For this, both parties have to pour water into wine. US media reports based on sources in the White House that the US tax authority, the Internal Revenue Service, will suffer significant losses as a result of this deal: 20 billion of the 80 billion dollars the agency had previously promised will be replaced by more modern systems for more employees. Less money is also going to fight poverty, a key theme of President Joe Biden.
In return, Mujakic asserts, there will be peace in the region for the next two years. ‘I was afraid that you would get this circus next year. But next year is an election year in the US, when people will dig even deeper.
He thinks allowing the debt burden to grow over the next two years is a major victory for the Democratic Party. “It was mainly the Republicans who pushed for the one-year extension. I feel like Democrats should start celebrating soon.
However, the U.S. federal government should also be careful because the U.S. debt burden is increasing. Legally, Joe Biden’s administration has the option of going from $31 trillion in debt to $35 trillion in debt.
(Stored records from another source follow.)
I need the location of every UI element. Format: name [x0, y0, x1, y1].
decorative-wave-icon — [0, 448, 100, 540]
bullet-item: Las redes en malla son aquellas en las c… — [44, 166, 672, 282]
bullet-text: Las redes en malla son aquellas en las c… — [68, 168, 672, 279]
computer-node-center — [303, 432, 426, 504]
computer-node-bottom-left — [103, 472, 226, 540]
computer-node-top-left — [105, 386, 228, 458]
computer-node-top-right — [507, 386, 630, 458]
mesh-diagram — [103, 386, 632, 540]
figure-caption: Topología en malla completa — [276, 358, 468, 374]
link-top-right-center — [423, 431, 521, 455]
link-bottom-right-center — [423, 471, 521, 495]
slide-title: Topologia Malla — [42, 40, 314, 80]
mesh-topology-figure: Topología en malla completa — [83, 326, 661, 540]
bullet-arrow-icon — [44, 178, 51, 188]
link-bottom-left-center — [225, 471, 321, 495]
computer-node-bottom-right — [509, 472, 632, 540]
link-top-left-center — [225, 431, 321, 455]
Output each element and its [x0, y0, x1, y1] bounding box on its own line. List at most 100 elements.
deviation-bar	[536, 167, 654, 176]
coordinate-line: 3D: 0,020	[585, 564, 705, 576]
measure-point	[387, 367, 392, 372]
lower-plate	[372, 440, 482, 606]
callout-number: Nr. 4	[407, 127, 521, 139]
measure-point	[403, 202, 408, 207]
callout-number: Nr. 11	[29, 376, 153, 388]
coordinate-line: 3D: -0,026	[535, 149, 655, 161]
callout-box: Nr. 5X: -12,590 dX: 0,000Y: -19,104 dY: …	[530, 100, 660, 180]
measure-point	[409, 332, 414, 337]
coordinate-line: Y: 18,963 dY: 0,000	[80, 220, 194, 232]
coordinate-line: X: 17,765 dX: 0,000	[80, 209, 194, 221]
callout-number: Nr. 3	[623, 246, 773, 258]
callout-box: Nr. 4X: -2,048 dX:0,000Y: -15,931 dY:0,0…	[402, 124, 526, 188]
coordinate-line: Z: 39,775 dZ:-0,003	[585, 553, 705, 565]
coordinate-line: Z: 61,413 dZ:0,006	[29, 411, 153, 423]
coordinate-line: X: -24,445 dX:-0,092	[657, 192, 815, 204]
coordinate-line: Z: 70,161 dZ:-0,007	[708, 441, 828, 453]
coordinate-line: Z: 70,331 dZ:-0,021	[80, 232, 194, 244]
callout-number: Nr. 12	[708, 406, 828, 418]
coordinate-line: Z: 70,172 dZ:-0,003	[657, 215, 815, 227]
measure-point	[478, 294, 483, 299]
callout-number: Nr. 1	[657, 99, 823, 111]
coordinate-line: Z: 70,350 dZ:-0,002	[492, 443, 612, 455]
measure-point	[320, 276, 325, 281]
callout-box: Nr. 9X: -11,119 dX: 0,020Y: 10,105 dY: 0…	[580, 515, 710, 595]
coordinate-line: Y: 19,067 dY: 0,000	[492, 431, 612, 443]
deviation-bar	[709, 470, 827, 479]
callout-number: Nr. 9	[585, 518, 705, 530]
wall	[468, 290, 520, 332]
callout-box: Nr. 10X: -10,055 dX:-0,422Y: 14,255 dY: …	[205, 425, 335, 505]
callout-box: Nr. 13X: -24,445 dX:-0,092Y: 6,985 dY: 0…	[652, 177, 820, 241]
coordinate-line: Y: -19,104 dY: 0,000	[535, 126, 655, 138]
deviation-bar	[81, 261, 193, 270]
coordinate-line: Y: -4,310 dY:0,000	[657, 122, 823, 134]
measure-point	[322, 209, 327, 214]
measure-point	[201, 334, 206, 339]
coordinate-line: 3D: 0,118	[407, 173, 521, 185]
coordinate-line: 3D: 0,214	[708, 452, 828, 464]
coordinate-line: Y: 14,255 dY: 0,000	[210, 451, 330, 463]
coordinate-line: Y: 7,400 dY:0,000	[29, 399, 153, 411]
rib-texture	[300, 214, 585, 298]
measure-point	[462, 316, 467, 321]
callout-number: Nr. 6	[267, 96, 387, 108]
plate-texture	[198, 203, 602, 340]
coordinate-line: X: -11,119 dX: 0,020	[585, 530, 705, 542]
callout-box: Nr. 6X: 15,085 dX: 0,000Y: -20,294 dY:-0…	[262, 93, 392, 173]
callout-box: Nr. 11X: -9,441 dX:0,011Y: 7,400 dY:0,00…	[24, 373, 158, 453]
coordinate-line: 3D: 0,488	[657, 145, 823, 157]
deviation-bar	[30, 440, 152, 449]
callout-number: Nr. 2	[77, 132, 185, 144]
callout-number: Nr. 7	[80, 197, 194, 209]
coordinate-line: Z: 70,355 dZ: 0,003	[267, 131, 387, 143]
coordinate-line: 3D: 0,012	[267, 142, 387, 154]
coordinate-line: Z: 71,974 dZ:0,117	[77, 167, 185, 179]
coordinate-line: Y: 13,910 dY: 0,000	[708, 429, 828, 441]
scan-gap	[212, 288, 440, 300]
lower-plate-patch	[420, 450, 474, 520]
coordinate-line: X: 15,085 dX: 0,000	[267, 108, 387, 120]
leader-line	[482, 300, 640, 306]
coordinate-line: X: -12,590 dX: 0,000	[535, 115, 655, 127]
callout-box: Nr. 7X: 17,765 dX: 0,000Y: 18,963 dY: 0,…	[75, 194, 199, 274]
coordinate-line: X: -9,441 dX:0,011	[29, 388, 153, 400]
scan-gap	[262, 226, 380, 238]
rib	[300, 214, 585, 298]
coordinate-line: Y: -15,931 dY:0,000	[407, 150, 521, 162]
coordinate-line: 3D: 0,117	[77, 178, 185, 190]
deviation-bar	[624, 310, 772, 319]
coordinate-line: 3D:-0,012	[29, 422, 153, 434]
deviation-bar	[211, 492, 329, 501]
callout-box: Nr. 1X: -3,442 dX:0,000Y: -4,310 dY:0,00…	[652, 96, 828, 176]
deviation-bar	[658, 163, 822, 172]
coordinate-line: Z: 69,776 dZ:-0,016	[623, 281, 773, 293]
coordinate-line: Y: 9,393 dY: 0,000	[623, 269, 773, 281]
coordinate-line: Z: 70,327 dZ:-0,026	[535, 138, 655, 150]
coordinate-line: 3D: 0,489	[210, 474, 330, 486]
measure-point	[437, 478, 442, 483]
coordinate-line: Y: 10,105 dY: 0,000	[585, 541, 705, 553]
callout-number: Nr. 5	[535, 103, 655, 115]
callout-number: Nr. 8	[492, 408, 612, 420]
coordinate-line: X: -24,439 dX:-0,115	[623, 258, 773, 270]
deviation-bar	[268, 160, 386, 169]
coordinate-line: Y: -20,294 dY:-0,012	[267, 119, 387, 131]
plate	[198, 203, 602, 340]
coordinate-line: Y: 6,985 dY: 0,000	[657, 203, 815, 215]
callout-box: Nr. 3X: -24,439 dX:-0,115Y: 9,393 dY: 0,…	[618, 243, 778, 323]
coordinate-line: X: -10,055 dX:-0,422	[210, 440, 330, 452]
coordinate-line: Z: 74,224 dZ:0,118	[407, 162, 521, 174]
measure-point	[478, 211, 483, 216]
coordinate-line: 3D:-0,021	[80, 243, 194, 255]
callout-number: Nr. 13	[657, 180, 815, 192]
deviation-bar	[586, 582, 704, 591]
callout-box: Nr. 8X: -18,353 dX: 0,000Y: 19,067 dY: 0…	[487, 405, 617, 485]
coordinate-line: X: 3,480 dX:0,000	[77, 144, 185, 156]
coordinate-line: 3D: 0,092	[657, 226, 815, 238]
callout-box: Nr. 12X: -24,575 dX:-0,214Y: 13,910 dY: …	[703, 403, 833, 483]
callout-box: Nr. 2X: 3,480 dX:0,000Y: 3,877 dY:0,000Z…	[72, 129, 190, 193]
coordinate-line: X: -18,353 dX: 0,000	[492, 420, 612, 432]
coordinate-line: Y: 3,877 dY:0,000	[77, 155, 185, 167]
This is good news in the short term because it removes a great deal of uncertainty in financial markets, but the US debt problem is only getting worse. ‘So you have to have a lot of economic growth or high inflation to prevent the debt ratio as a percentage of the economy from rising with it.’
Mujajic suspects that Fitch’s assessment of the U.S.’s credit worthiness may not have been successful once the deal was closed. “They’ve said they’ll review America’s creditworthiness whether there’s a deal or not. If you have to play this game over and over again, it’s not going to help your credit rating.’